GROSS-GERAU - Es war noch nicht drei Stunden her, da hatten die letzten Auszubildenden vorm Prüfungsausschuss nach getaner Arbeit den Schraubenschlüssel beiseite gelegt: Nun saßen 24 junge Männer und eine Frau am Samstagmittag erwartungsvoll an langen Tischen, um zu erfahren, ob sie die Gesellenprüfung zum Kfz-Mechatroniker bestanden hatten. Nach dreieinhalb Jahren Lehrzeit den Gesellenbrief in Händen zu halten, dem fieberten alle entgegen, als sie, teils begleitet von Freunden und Familie, in die Ausstellungsräume des Autohauses März kamen.
Hier, wo in der angrenzenden Werkstatt ein Teil der viertägigen, praktischen Prüfungen stattgefunden hatte, fanden sich auch Andreas Iser, Obermeister der Innung des Kraftfahrzeughandwerks, sowie weitere Vorstände, Prüfungsausschussvorsitzender Stefan Lang, Martin Gonnermann, Leiter der Beruflichen Schulen (BSGG) und Lehrkräfte der dualen Ausbildung ein. Stefanie Dickler und Wolfgang Schellhaas, seit knapp einem Jahr Inhaber des Autohauses März, waren nicht nur stolze Gastgeber, sondern auch Ausbildungsbetrieb zweier Absolventen.
Arbeit in der Werkstatt körperlich nicht zu schwer
Tim Wagner (20) und Sefkan Sungur (23) erhielten von ihren Chefs viel Lob und Werkstattleiter Andy Lipsius merkte an, Sefkan Sungur suche noch dringend einen Arbeitsplatz in seinem Beruf. „Leider können wir die beiden nicht übernehmen, obwohl sie super ins Team passen.“ Und Lipsius orakelte: „Es würde mich nicht wundern, wenn Tim zu den besten Absolventen dieses Winters 2016/17 gehört.“
Damit lag er richtig. Tim Wagner hat die Gesellenprüfung als Viertbester unter den 25 Mitprüflingen absolviert. Christoph Ahl vom Autohaus Semler (Stockstadt) belegte mit seiner Leistung Platz drei und der Beste von allen war Michael Heim, der in der Firma Kunzmann (Groß-Gerau) gelernt hat. Die Belegung von Platz zwei könnte Ansporn für junge Frauen sein, über den Einstieg in eine von Männern dominierte Berufssparte nachzudenken: Hier nämlich konnte sich die einzige Gesellin der Runde behaupten. Vanessa Grob (23) hat mit dem Gesellenbrief als Kfz-Mechatronikerin auch das Glück, in ihrem Ausbildungsbetrieb – Tarnow-Stegbauer in Kelsterbach – übernommen zu werden.
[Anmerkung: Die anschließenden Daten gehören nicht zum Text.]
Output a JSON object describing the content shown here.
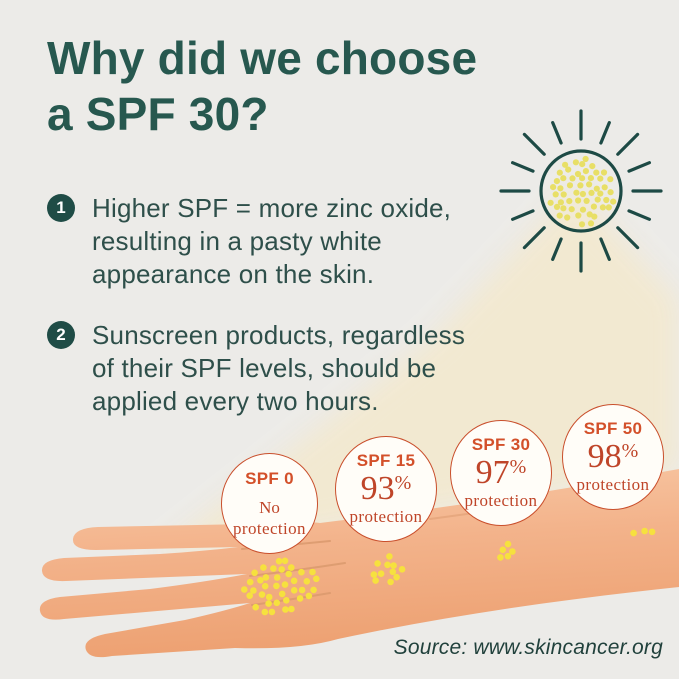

„Meine Chefin Konstanze Stegbauer ist klasse. Ich war der einzige weibliche Lehrling und so wurde für mich extra ein Sanitärbereich eingerichtet“, erzählte die Absolventin. Gefragt, wie es im Alltag sei, ausschließlich mit Männern zu arbeiten, sagte sie heiter: „Man muss sich durchsetzen können. Dumme Sprüche machen mir nichts aus. Ich habe selbst welche auf Lager.“ Die Arbeit in der Werkstatt sei körperlich nicht zu schwer, meinte sie. „Es ist heutzutage ganz viel Elektronik dabei.“
Beiläufig war zu hören, dass zwei Teilnehmer die Gesellenprüfung leider nicht bestanden hatten, doch öffnet sich ihnen die Option, in Kooperation mit den BSGG nach einem halben Jahr erneut anzutreten. Der Stellvertreter des Landrats, Walter Astheimer (Grüne), sowie Groß-Geraus Bürgermeister Stefan Sauer (CDU) gratulierten den frisch gebackenen Gesellen. Beide Politiker unterstrichen ebenso wie Martin Gonnermann den Wert der abgeschlossenen Handwerksausbildung in einer Sparte mit Zukunft, die zudem viele Wege der Weiterbildung bis hin zur Meisterprüfung oder zum Fachstudium öffne.
Neben den 25 jüngsten Gesellen gibt es zehn weitere, die aufgrund sehr guter Leistung die Ausbildung verkürzten und nach drei Jahren ihre Prüfung ablegten.